The reason it is more intuitive is because it is harder to get it
wrong. If you swap iommu and device in the call, you get BADF
so you know you made a mistake. We can even make it work
both ways if we wanted to. With ioctl(dev1, BIND, dev2)
it breaks silently.
> If its
> required anyway the binding can happen implicitly. We could allow to do
> a nop 'ioctl(dev1, SHARE, dev1)' to remove the asymmetry.
And then when we assign meaning to it we find that half the apps
are broken because they did not call this ioctl.
> Note that this way of handling userspace iommu mappings is also a lot
> simpler for most use-cases outside of KVM. If a developer wants to write
> a userspace driver all it needs to do is:
>
> dev = open();
> ioctl(dev, MAP, ...);
> /* use device with mappings */
> close(dev);
>
> Which is much easier than the need to create a domain explicitly.
>
> Joerg
This simple scenario ignores all the real-life corner cases.

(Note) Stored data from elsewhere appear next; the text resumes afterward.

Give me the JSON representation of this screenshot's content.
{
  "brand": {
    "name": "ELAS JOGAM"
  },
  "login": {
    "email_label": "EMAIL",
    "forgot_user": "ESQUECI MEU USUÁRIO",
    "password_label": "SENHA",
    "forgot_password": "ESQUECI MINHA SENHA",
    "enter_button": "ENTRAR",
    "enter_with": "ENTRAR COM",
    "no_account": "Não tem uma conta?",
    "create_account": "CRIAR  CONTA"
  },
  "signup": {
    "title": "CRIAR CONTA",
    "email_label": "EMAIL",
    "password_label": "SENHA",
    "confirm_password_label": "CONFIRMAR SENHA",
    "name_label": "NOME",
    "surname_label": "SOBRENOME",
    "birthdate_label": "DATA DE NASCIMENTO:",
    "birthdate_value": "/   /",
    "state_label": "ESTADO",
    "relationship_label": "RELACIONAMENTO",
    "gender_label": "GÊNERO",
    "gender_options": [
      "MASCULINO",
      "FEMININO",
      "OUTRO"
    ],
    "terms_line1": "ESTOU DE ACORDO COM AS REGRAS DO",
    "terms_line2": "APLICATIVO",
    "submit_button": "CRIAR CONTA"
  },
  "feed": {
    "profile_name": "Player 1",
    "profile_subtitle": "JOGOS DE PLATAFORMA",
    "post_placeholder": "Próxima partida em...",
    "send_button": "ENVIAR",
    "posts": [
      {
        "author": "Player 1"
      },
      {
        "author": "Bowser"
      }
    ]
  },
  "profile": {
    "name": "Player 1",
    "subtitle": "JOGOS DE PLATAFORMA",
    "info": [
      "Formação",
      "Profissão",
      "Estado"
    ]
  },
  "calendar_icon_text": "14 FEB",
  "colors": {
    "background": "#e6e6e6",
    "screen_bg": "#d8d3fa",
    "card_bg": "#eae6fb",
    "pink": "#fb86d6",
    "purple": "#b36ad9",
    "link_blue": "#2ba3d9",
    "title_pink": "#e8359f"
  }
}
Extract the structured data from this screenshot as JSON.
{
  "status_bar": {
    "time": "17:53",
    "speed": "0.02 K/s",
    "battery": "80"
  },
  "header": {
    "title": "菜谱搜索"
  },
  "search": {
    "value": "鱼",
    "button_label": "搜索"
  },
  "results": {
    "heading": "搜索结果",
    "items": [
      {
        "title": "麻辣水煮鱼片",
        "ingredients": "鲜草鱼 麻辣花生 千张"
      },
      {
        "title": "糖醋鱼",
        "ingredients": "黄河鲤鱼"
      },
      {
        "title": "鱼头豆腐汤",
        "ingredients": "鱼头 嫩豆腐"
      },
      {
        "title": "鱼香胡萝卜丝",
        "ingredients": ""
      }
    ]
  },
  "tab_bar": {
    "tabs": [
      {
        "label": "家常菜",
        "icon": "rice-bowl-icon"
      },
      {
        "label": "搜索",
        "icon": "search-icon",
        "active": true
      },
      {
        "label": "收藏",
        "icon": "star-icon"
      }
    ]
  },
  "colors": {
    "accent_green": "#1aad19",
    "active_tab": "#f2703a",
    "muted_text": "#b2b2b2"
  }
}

For example, with an explicit iommu open and bind application
can naturally detect that:
- we have run out of iommu domains
- iommu is unsupported
- iommu is in use by another, incompatible device
- device is in bad state
because each is a separate operation, so it is easy to produce meaningful
errors.
Another interesting thing that a separate iommu device supports is when
application A controls the iommu and application B
controls the device. This might be good to e.g. improve security
(B is run by root, A is unpriveledged and passes commands to/from B
over a pipe).
This is not possible when same fd is used for iommu and device.